Keadaan infrastruktur Medan ini juga akan menghantam kerja keras Jokowi selama ini. Jangankan ada infrastruktur yang tidak terurus, tidak ada kesalahan saja, Jokowi selalu diserang dari segala lini. Bukan tak mau dikatakan ada kegagalan, melainkan sering kali serangan terhadap dirinya sangat kontra-produktif, sehingga mengganggu laju pembangunan. Maka ketika ada peluang untuk diserang, Jokowi harus bersikap dan bertindak.
Ketiga, presiden akan jadi besan orang Medan. Yang ini mungkin agak nyeleneh, tetapi sangat memengaruhi psikologis. Masak sih kota besan presiden seperti itu? Saya sangat setuju kalau presiden adalah orang jujur yang sangat mementingkan kepentingan umum dari pada kepentingan pribadi. Tetapi jika kepentingan pribadi dijadikan untuk menolong orang lain tanpa harus menguntungkan dirinya, apakah tidak boleh.

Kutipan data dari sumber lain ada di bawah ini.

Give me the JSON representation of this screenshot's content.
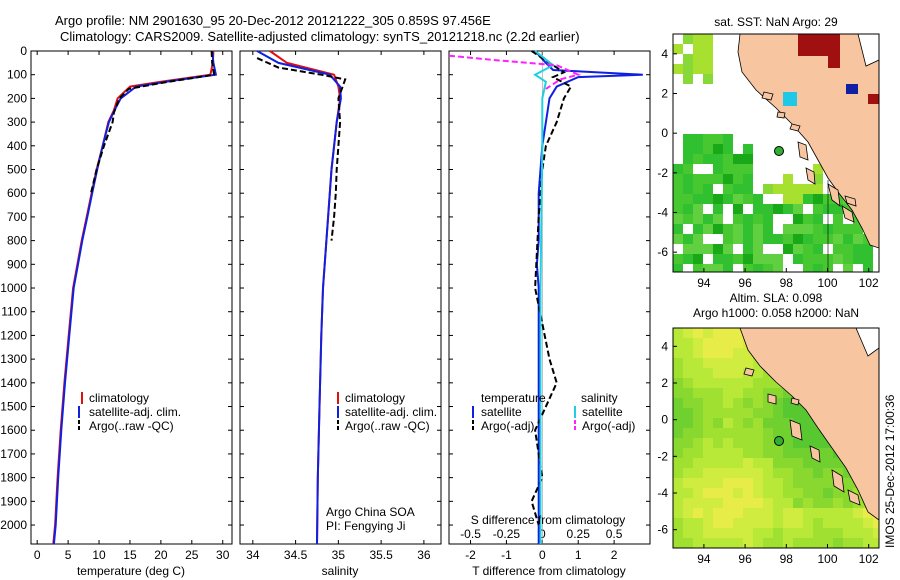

Terakhir. Ada atau tidak kunjungan presiden ke Kota Medan, sudah seharusnya Kota Medan membenahi diri. Ada atau tidak desakan dari presiden, sudah menjadi kewajiban pemerintah daerah kota Medan untuk bertindak cepat. Ada atau tidak tuntutan masyarakat sudah menjadi hak warga Medan mendapatkan infrastruktur yang baik dan pantas dibanggakan.